Der SWR zitiert dabei Kurt Milad, den Kreisjagdmeister im Kreis Neuwied. Dieser beklagt im Fernsehen, dass die Jäger für die Schäden aufkommen müssen, weil es sich um Wildschäden handele. Allerdings dürften die Jäger im Westerwald den Bullen weder vertreiben noch abschießen, weil das Wisent streng geschützt sei. Milad schlägt vor, das Tier einzufangen und in einen Wildpark zu bringen, wo er mit Artgenossen leben könne. Milad kreidet dem Wisentverein als Träger des Auswilderungsprojektes an, die Verfolgung des „Problembullen“ aufgegeben zu haben, nachdem es nicht gelungen sei, diesen wieder einzufangen. „Die haben die Verfolgung offiziell aufgegeben und haften damit nicht mehr für die Schäden in Feld und Flur“, sagte Milad dem SWR.

Fangversuche scheitern

Das stimmt so nicht, macht Dr. Michael Emmrich, Pressesprecher des Wisentvereins, deutlich. Der Bulle habe sich im Herbst 2020 von der Herde abgesetzt. Seitdem hatte der Trägerverein Kontakt zum Umweltministerium Rheinland-Pfalz, den dortigen Regierungspräsidien und auch lokalen Bürgermeistern gehalten. „Wir haben versucht das Tier einzufangen. Das Problem ist aber an das Tier heranzukommen.“ Die Meldungen über Sichtungen seien immer in zeitlichen Versatz gekommen. Deshalb sei dies nicht gelungen.

Lesen Sie dazu auch:

Im Telefongespräch mit unserer Redaktion räumt Milad ein, dass ein Teil seiner Aussagen auf eine Fehlinformation beruhe. „Ich ziehe diese Aussagen zurück“, sagt er der Westfalenpost. Inzwischen habe er auch von Kollegen aus dem Bereich Bad Berleburg und NRW erfahren, dass es einen Trägerverein des Projektes und auch einen Entschädigungsfonds gibt. „Bislang haben wir aber noch keine Schäden gemeldet“, so Milad weiter. Der Kreisjägermeister beziffert die Schälschäden in einem jungen Buchen- und Ahornbestand auf 40 bis 50 Bäume – und er will betroffene Waldbesitzer nach dem Gespräch mit der Westfalenpost auf die Möglichkeit einer Entschädigung durch den Fonds hinweisen.

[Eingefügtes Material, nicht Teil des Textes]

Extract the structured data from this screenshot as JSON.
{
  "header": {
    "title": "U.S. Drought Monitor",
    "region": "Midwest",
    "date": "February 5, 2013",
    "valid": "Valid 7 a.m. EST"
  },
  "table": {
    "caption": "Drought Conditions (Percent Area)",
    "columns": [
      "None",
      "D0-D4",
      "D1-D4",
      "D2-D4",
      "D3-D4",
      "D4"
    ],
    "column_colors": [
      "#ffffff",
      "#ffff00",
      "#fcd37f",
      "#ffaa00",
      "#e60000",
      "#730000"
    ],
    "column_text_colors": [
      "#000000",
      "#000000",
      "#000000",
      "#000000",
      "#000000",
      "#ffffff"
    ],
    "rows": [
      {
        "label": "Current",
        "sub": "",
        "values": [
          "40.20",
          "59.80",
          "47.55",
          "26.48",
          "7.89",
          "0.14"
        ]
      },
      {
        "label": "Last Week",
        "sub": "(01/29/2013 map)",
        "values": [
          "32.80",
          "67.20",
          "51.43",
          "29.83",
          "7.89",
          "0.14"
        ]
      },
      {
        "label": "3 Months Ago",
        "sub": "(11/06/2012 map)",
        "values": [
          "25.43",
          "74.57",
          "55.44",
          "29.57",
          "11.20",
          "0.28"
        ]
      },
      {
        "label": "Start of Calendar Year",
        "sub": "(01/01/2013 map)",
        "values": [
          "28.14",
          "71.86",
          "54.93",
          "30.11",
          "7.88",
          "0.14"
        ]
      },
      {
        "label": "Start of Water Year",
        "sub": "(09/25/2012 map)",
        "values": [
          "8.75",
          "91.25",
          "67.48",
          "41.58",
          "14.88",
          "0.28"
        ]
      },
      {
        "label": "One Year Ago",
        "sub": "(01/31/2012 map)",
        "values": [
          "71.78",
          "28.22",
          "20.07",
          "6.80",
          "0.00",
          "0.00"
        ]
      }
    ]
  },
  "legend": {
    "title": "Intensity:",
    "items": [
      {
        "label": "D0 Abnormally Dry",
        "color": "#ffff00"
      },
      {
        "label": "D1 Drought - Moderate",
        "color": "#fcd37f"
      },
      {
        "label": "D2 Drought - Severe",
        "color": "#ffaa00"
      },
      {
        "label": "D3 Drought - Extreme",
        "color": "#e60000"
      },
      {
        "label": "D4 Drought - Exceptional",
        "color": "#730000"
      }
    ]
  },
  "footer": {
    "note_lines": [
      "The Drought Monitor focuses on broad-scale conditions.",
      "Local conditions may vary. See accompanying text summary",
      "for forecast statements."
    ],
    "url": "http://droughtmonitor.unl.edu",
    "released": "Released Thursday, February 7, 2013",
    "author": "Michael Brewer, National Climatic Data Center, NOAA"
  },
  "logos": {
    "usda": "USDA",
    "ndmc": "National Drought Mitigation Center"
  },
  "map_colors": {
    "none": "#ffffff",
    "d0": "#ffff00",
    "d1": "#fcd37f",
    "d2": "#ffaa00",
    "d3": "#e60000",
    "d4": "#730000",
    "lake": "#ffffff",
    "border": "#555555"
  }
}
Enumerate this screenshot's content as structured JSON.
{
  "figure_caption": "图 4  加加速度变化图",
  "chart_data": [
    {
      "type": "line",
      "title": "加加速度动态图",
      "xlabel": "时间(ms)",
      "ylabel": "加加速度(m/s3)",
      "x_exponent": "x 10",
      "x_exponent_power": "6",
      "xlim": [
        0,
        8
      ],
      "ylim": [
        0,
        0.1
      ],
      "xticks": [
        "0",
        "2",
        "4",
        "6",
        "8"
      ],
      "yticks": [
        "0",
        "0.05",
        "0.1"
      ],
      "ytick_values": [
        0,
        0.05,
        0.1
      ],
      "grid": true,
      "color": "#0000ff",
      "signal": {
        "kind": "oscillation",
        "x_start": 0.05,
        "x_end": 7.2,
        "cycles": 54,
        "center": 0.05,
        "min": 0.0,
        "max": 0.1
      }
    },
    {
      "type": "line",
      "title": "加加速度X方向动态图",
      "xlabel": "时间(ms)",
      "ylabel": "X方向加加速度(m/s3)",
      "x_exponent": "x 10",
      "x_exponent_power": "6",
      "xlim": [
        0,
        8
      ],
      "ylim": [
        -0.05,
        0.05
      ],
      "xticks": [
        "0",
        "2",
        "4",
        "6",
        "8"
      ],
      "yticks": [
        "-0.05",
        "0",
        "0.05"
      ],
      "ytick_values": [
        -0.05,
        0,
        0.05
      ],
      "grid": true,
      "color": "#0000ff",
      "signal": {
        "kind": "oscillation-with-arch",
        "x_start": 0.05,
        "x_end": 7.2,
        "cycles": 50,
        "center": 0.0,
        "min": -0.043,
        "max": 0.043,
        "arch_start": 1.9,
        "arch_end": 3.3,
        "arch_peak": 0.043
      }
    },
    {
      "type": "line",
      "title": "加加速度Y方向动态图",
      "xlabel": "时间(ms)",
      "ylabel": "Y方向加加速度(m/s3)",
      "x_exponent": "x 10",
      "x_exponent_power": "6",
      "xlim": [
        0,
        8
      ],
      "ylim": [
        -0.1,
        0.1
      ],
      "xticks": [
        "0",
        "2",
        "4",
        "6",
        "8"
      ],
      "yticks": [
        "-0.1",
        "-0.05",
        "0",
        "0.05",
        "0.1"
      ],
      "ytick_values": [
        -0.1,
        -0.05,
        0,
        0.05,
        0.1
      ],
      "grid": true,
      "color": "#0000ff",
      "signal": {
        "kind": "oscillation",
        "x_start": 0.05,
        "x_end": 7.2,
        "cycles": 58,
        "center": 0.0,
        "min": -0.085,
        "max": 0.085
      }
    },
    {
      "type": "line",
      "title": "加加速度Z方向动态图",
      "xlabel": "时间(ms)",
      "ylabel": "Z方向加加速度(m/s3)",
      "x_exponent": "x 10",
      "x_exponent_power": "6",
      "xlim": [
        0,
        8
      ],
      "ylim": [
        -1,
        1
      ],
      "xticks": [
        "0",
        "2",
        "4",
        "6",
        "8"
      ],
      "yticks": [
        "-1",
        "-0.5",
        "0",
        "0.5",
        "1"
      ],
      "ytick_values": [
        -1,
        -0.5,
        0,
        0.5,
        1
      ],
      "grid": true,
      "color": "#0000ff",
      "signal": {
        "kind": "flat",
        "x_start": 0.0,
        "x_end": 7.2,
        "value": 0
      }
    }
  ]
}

Wisent zerstört Jagdeinrichtung

Neben Milad erhebt auch Jagdpächter Carlo Rossbach aus Montabaur Vorwürfe gegen den Wisentverein. Er berichtet von Hochsitzen, an denen sich der Bulle das Fell gerieben hat und von denen nur noch ein Haufen Holztrümmer übrig sind. „Vor unserer Gemeinschaftsjagd am vergangenen Wochenende hat er uns fünf Stück davon kaputt gemacht“, wird Rossbach zitiert. Milad relativiert auch dies: „Es sind keine Hochsitze, sondern zwei Meter hohe Drückjagdböcke gewesen. Der Schaden ist nicht so hoch.“

Warten auf das Gutachten zum Wisentprojekt

Noch gibt es keinen Termin für die Vorstellung des finalen Gutachtens zur Zukunft des Wisentprojektes, dass die Stiftung Tierärztliche Hochschule Hannover (TiHo Hannover) erarbeitet hat.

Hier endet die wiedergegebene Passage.